I scooped the seeds into a bowl, grabbed Elise’s diary, and headed upstairs.
Chapter 11
Candace
You once told me that you felt broken beyond repair.
Let me mend you. Let me make you whole again.
I was a mirror that had been dropped one too many times. Life didn’t shatter me, but it left a splinter so big that it made me feel worthless. A cracked mirror is just broken glass. Sharp to the touch, and it’ll make you bleed. And when you looked at me, all you would see was an ugly, distorted reflection of yourself.
That was who I was. All the worst parts of every woman: needy, jealous, insecure. I was either too much or never enough. And then I met Lane, and s
uddenly the worst parts fell off of me. Maybe they didn’t so much as fall off as become invisible, because Lane didn’t seem to see them. Sometimes I still saw them, though.
As I stepped out of the shower, I swiped across the foggy bathroom mirror and hated the woman who looked back at me with arctic blue eyes that had witnessed too much darkness. Wrapping a towel around my chest and tucking the corner in to hold it up, I ran a comb through my hair, the black even blacker and the blue highlights barely noticeable. Some days I didn’t even recognize myself, and those were the days I was happiest.
Today I was that dropped mirror again, and I despised myself because others despised me first.
My parents were the first to drop me. Crack! The day they died left a fracture I would never recover from. The worst part was that I had survived, forced to live with the memory. My mother cowering over me in the corner of our trailer, begging for my life. She didn’t care what happened to her, as long as her baby girl got the future she never had. It didn’t matter that I didn’t have a future if she wasn’t in it.

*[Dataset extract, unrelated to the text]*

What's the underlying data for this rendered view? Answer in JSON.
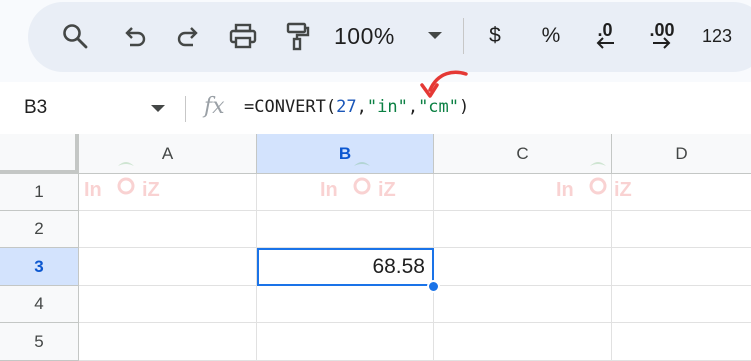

I felt it before I heard it, the shift of weight as her body relaxed on top of mine, smothering me, then a sticky wetness drip-drip-dripping onto my only good pair of jeans. Justice brand, all the rage. Mom had been so excited when she found them at Goodwill with the tags still on! Only after I felt her dead weight did I hear the crack of the gun.
The memory didn’t end there. That would have been too kind. After I screamed and in a panic pushed my mother’s lifeless body off of me, I looked up at my father’s face – bloated with sweat and red with fury, veins blue and pulsing with cocaine – as he turned the gun on himself. Opened his thick jaw. Aimed the barrel between tobacco-stained teeth. Then … crack! Both parents gone, life as I knew it skewed beyond recognition. Just. Like. That.
Boyfriends who stole my innocence continued to break me. Crack! Friends who used me then abandoned me splintered me further. Crack! Then, one day, I found an adhesive: Love. It glued all my pieces back together into something whole. Someone new, with purpose. Love could do that, you know. It recycled the heart.